When I was dreaming up what to serve at the Slow Food MN's Wild Things dinner last year, I knew I wanted to make an interesting angelica recipe for dessert. Most of the other dinners of the previous years didn't include a sweet option to finish the event, so I wanted to up the ante. This poundcake flavored with angelica seeds was the winner, and it took weeks to perfect.
Whatever the dessert was going to be, it needed to be shelf stable, easy to make en-masse, and easy for me to direct people to plate, since we were going to be serving 100+people, on a farm with little to no equipment, which is thankfully easier to do with desserts as they're generally cold or room temperature compared to hot, savory dishes.
About a month before the dinner I started playing around with angelica as a dessert theme, since I would be able to use the fresh leaves and stem from the plant, as well as the seeds from the previous year that I could use to flavor something, with the end result including all of the different parts of the plant except the root.
Perfectionist that I am, I was never happy with the result, some had too much angelica, some too little, I agonized over small tweaks to each recipe, adjusting ¼ teaspoon of citrus zest there and there, varying amounts of seeds, etc.
After I came up with a blend of seasonings I liked, I started to play with different types of flour, my end goal being a cake that was dense, but still moist and not crumbly like some pound cakes can end up being. All in all I probably made the cake 10 different ways, but my favorite was one of the first ones that included some hazelnut flour in the batter to give it a nutty edge.

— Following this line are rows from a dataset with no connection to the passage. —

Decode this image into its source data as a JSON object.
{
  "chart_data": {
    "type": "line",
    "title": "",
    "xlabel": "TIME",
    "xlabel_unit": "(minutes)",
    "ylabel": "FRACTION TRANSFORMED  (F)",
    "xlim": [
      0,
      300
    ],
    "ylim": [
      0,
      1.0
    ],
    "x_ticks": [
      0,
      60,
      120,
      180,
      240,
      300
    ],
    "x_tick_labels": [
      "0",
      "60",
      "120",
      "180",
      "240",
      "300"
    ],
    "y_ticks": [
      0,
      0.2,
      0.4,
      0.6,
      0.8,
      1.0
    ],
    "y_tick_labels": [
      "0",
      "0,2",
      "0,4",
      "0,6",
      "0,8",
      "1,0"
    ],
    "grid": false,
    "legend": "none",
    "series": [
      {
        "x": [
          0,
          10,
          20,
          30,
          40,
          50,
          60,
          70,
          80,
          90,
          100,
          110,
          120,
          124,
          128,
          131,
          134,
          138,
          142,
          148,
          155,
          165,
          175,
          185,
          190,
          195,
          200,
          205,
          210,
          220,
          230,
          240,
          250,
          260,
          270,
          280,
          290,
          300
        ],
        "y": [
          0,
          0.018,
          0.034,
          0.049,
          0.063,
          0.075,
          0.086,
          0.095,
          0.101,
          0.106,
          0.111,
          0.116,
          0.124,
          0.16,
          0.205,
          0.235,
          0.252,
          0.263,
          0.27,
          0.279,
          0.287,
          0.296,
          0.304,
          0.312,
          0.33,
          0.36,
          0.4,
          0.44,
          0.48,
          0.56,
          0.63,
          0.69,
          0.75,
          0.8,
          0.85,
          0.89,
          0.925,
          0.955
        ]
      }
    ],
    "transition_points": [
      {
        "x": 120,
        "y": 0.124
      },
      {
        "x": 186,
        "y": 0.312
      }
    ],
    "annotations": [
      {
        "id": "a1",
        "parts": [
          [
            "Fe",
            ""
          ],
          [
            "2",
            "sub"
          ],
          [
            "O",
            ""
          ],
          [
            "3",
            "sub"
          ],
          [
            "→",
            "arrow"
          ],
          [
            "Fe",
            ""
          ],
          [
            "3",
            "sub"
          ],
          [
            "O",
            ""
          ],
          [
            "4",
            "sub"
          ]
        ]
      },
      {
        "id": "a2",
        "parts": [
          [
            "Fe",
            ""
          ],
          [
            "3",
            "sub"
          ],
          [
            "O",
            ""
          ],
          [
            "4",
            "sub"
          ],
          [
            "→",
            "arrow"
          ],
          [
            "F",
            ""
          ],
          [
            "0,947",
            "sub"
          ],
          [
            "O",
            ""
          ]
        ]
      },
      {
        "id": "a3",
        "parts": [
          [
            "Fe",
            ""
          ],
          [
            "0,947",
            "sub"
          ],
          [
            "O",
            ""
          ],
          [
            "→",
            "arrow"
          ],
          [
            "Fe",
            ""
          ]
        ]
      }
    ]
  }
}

Eventually my working on the angelica cake became sort of a joke around the kitchen, and my line cooks would see me measuring out flour, sugar and eggs, knowing I was trying another batch. I could feel their eyes on me, waiting to ask: "more poundcake chef?" to which I remember replying towards the end of testing: "YES I'M MAKING MORE POUNDCAKE! It began to become a sort of sore spot for me, I was glad to have it be over with.
In the end it was one of my favorite dishes I made throughout the year-a study of a plant I've learned so much from, and a celebration of a forgotten herb.
Angelica Seed Pound Cake
Equipment
- Loaf pan, spice grinder
Ingredients
- 1 cup almond meal
- 1 cup cake flour sifted
- 4 eggs plus one yolk
- 1 teaspoon baking powder
- 1 cup sugar
- 1 tablespoon toasted ground angelica seed
- 1 teaspoon vanilla
- 5 scrapes each: orange and lemon zest
- 8 ounces unsalted butter
- Pinch of kosher salt
- ½ cup milk
Instructions
- Cream the sugar, vanilla, zests and butter in a small stand mixer with the paddle attachment, scraping down the sides as needed to clean the bowl, until the mixture is lightened in color and fluffy, about 5 minutes.
- Sift flour and baking powder and mix well with the almond meal, angelica seed, and and salt and mix for another minute until combined.
- Continue mixing and add the eggs, one at a time, waiting until each is fully incorporated before adding the next one. Add the milk. Use a spatula to stir in the all purpose flour by hand until just combined.
- Spread the filling into a Pullman pan or loaf pan and bake at 300 for roughly one hour or until a cake tester inserted into the middle of the cake comes out clean.
DRUE ALEXANDRA FERGISON
Can you use fresh green angelica seeds in this recipe?
Alan Bergo
Yes
Pepper
The instructions say "add the milk" but the ingredients list does not list milk/amount of milk.
Alan Bergo
Thanks Pepper. The widget that the recipes go into has done that a bunch of times (clipping ingredients). IDK why. Drives me crazy, as you can imagine. I restored a previous draft so it should read as it should now.
Carla Beaudet
I had access only to the seeds (given to me by a friend who grows Angelica in her garden), not the leaves or the candied young stalks, but I made this cake and served it up at book club to great approval. It's a excellent recipe, though you did neglect to mention at what stage the star ingredient (the 5 TBs toasted ground angelica seed) is added. I simply mixed it in with the flour, no problem, but I thought you might want to edit the directions to include it?
Alan Bergo
Yes, you mix with the flour. I adjusted it. Thanks!
river
Your recipe doesn't say at which point the angelica seeds are added to the mix. For someone with less knowledge of baking than me, this could be a problem.